= Jacques Charlot =

French composer (1885–1915)

Jacques Louis Albert Charlot (/ʃɑːrˈloʊ/ shar-LOH, /fr/; 13 September 1885 – 3 March 1915) was a French composer. He was killed in action, mort pour la France during World War I.

Charlot was born on 13 September 1885 in the 17th arrondissement of Paris.

A nephew of the music publisher Jacques Durand, he published with the firm Éditions Durand numerous compositions for piano as well as many transcriptions of the works of others, most notably Claude Debussy and Maurice Ravel. He wrote reductions for single piano two hands of Ravel's Ma mère l'Oye; of the 3rd movement, Habanera, of his Rapsodie espagnole; and of the 1st piece of his Sites auriculaires for two pianos. He reduced for piano Debussy's Première rhapsodie and the Petite pièce. Of Debussy's other work, he transcribed for piano four hands "Golliwogg's Cake Walk" from Children's Corner, Hommage à Haydn and four Préludes.

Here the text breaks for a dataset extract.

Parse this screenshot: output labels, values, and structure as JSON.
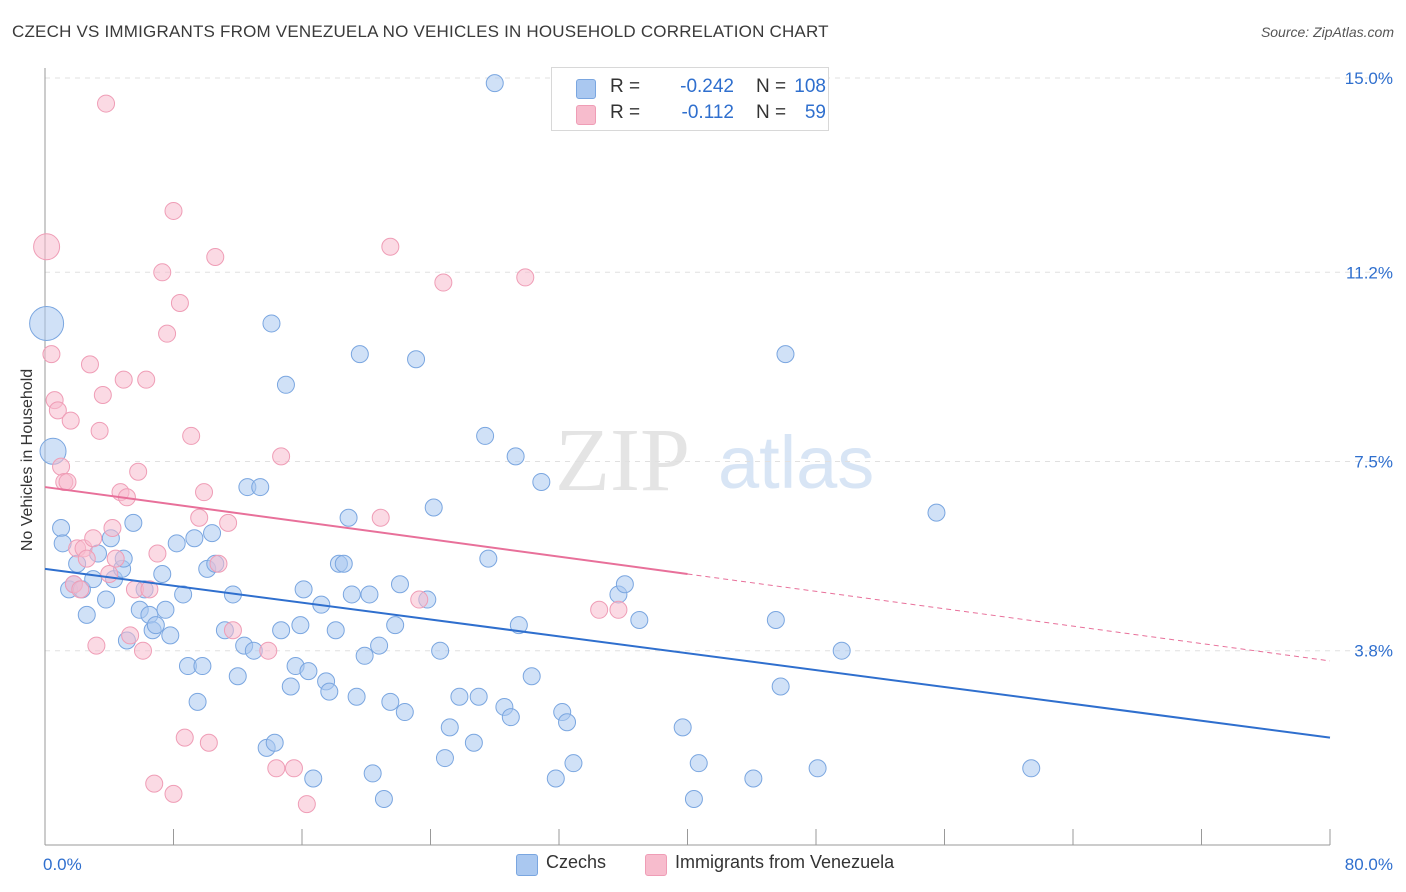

Prelude of Le Tombeau de Couperin

Mobilized during World War I, he served as a lieutenant in the 170th infantry regiment and was killed at the front at the Col de la Chapelotte on 3 March 1915. Ravel dedicated the prelude of his suite Le Tombeau de Couperin to him, Debussy the 2nd movement of his En blanc et noir.

== Bibliography ==
- Marnat, Marcel (1986). "Maurice Ravel".
- Lesure, François (2003). "Claude Debussy".